Barang-barang pemberian Rafan yang lain juga sudah di buangnya, karena Renata mengira itu adalah imitasi.
Jeremy dan Renata akhirnya pulang ke rumah. Tiga bulan menjadi CEO, perusahaan yang di kelola bukannya maju, namun malah menurun.
Jika tidak ada bantuan dari perusahaan Jovan, mungkin perusahaan milik Agung sudah lama bangkrut.
Sementara Rafan akan mampir ke sebuah restoran. Karena ia belum sempat makan siang.
Baru saja keluar dari mobil, ponselnya berdering. Rafan melihat panggilan dari papanya.
"Assalamualaikum Pa, ada apa?"
"Waalaikumsalam, apa benar kanu kamu memutuskan kerjasama dengan pak Agung?"
"Papa sudah tahu? Pasti kakek Agung yang beritahu."
"Jawab saja pertanyaan Papa, jangan mengalihkan topik pembicaraan."
Rafan pun menceritakan sedikit tentang Jeremy. Jovan pun mengerti dan setuju dengan keputusan Rafan.
Lagipula segala urusan di perusahaan sudah di serahkan sepenuhnya kepada Rafan. Jadi keputusan Rafan sangat beralasan.
Rafan pun menutup teleponnya setelah mengucapkan salam. Ia pun masuk ke dalam untuk makan siang.
Di tempat lain ...
Lestari sudah membeli motor baru. Dia juga membuat kios di samping kontrakannya. Rencananya dia ingin berjualan ketoprak.

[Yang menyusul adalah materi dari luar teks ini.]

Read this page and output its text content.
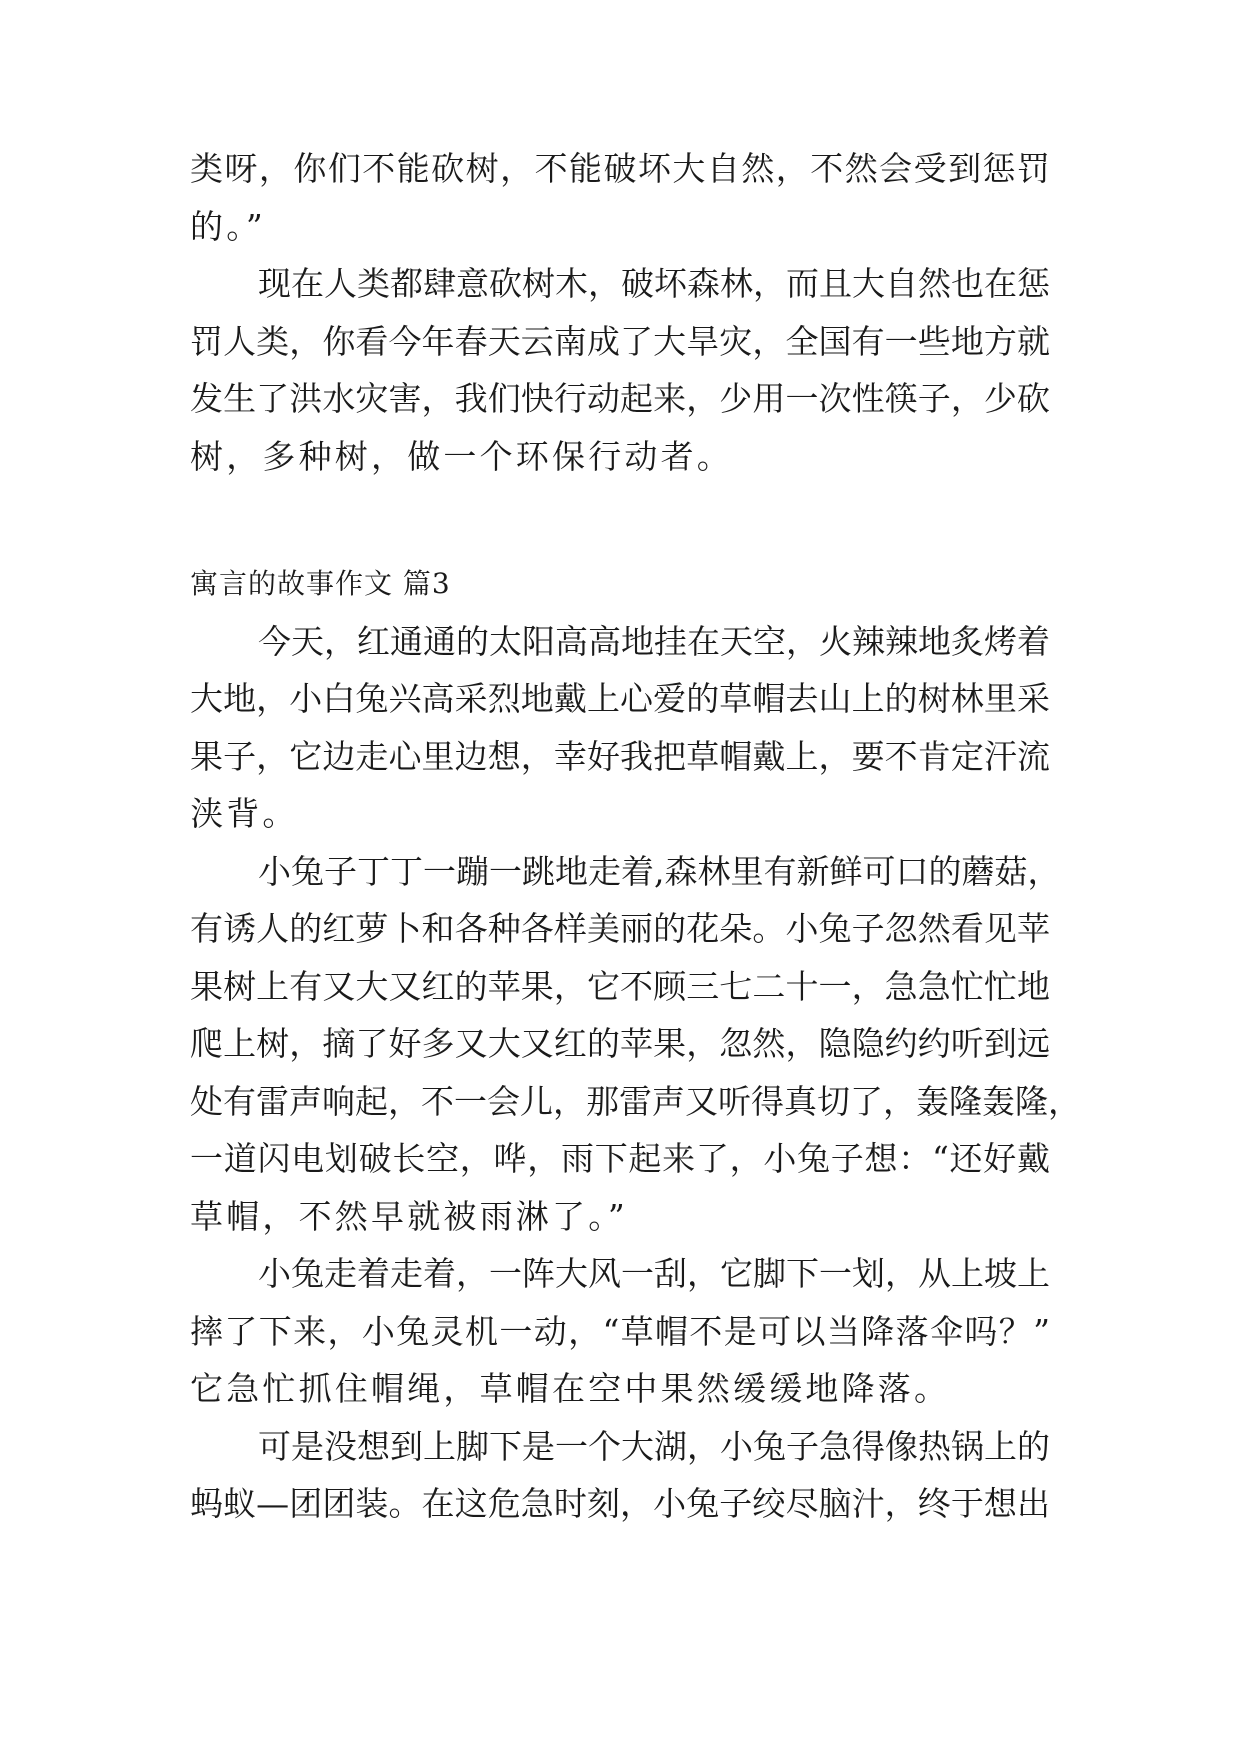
类呀，你们不能砍树，不能破坏大自然，不然会受到惩罚
的。”
现在人类都肆意砍树木，破坏森林，而且大自然也在惩
罚人类，你看今年春天云南成了大旱灾，全国有一些地方就
发生了洪水灾害，我们快行动起来，少用一次性筷子，少砍
树，多种树，做一个环保行动者。
寓言的故事作文 篇3
今天，红通通的太阳高高地挂在天空，火辣辣地炙烤着
大地，小白兔兴高采烈地戴上心爱的草帽去山上的树林里采
果子，它边走心里边想，幸好我把草帽戴上，要不肯定汗流
浃背。
小兔子丁丁一蹦一跳地走着,森林里有新鲜可口的蘑菇，
有诱人的红萝卜和各种各样美丽的花朵。小兔子忽然看见苹
果树上有又大又红的苹果，它不顾三七二十一，急急忙忙地
爬上树，摘了好多又大又红的苹果，忽然，隐隐约约听到远
处有雷声响起，不一会儿，那雷声又听得真切了，轰隆轰隆，
一道闪电划破长空，哗，雨下起来了，小兔子想：“还好戴
草帽，不然早就被雨淋了。”
小兔走着走着，一阵大风一刮，它脚下一划，从上坡上
摔了下来，小兔灵机一动，“草帽不是可以当降落伞吗？”
它急忙抓住帽绳，草帽在空中果然缓缓地降落。
可是没想到上脚下是一个大湖，小兔子急得像热锅上的
蚂蚁—团团装。在这危急时刻，小兔子绞尽脑汁，终于想出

Karena modal untuk jualan ketoprak tidak terlalu besar. Dia ingin memulai dari nol untuk usaha awalnya.
"Aku harus berbelanja dulu untuk bahan-bahannya. Besok sudah bisa jualan kayaknya," ucap Lestari bicara sendiri.
Lestari pun pergi ke supermarket untuk membeli keperluan jualannya. Dengan motor barunya, ia pun segera berangkat.

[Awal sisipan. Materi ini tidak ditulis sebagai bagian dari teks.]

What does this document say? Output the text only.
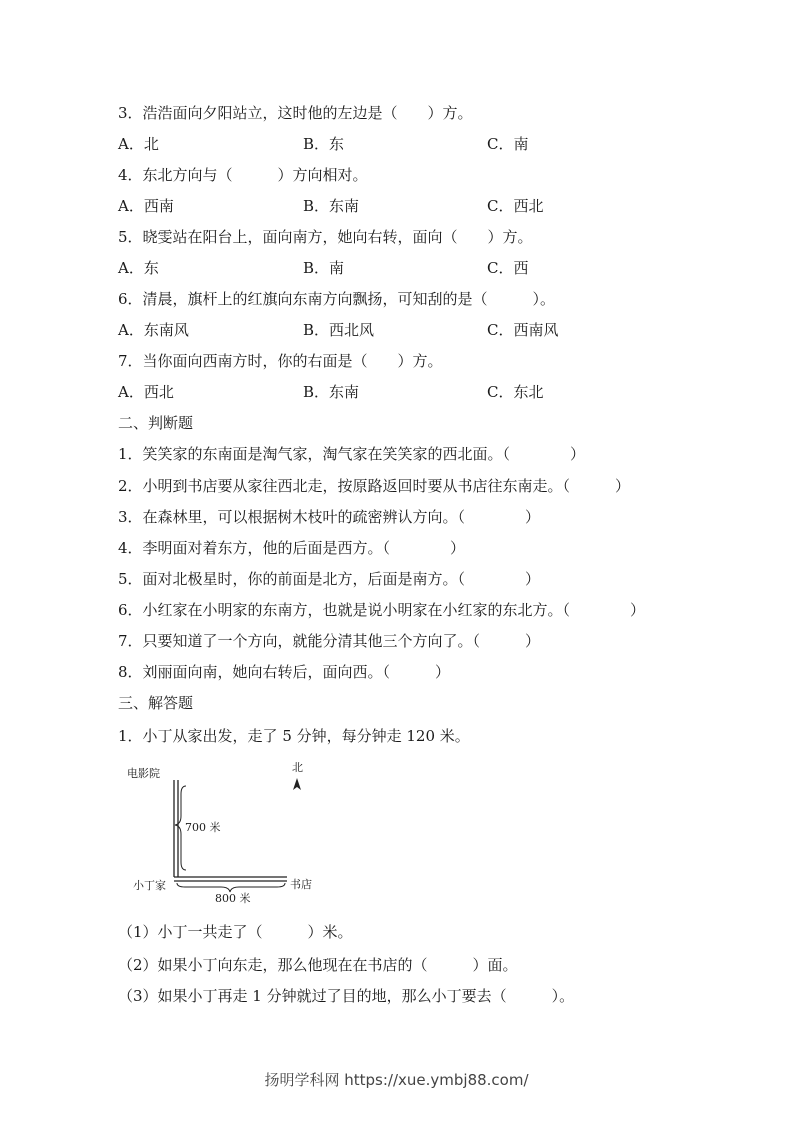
3．浩浩面向夕阳站立，这时他的左边是（　　）方。
A．北	B．东	C．南
4．东北方向与（　　　）方向相对。
A．西南	B．东南	C．西北
5．晓雯站在阳台上，面向南方，她向右转，面向（　　）方。
A．东	B．南	C．西
6．清晨，旗杆上的红旗向东南方向飘扬，可知刮的是（　　　）。
A．东南风	B．西北风	C．西南风
7．当你面向西南方时，你的右面是（　　）方。
A．西北	B．东南	C．东北
二、判断题
1．笑笑家的东南面是淘气家，淘气家在笑笑家的西北面。（　　　　）
2．小明到书店要从家往西北走，按原路返回时要从书店往东南走。（　　　）
3．在森林里，可以根据树木枝叶的疏密辨认方向。（　　　　）
4．李明面对着东方，他的后面是西方。（　　　　）
5．面对北极星时，你的前面是北方，后面是南方。（　　　　）
6．小红家在小明家的东南方，也就是说小明家在小红家的东北方。（　　　　）
7．只要知道了一个方向，就能分清其他三个方向了。（　　　）
8．刘丽面向南，她向右转后，面向西。（　　　）
三、解答题
1．小丁从家出发，走了 5 分钟，每分钟走 120 米。
电影院	北
700 米
小丁家
800 米
书店
（1）小丁一共走了（　　　）米。
（2）如果小丁向东走，那么他现在在书店的（　　　）面。
（3）如果小丁再走 1 分钟就过了目的地，那么小丁要去（　　　）。
扬明学科网 https://xue.ymbj88.com/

Tiba di supermarket, Lestari memarkirkan motornya. Seorang tukang parkir pun langsung menghampiri nya untuk memarkir kan motornya biar bisa teratur.
"Terima kasih Pak," ucap Lestari.
Dengan santainya dia berjalan, tiba-tiba Lestari mendengar suara minta tolong. Lestari menoleh ke arah suara lalu menoleh ke pria yang berlari membawa tas.
Tanpa pikir panjang, Lestari langsung menjegal kaki pria itu yang kebetulan berlari ke arahnya.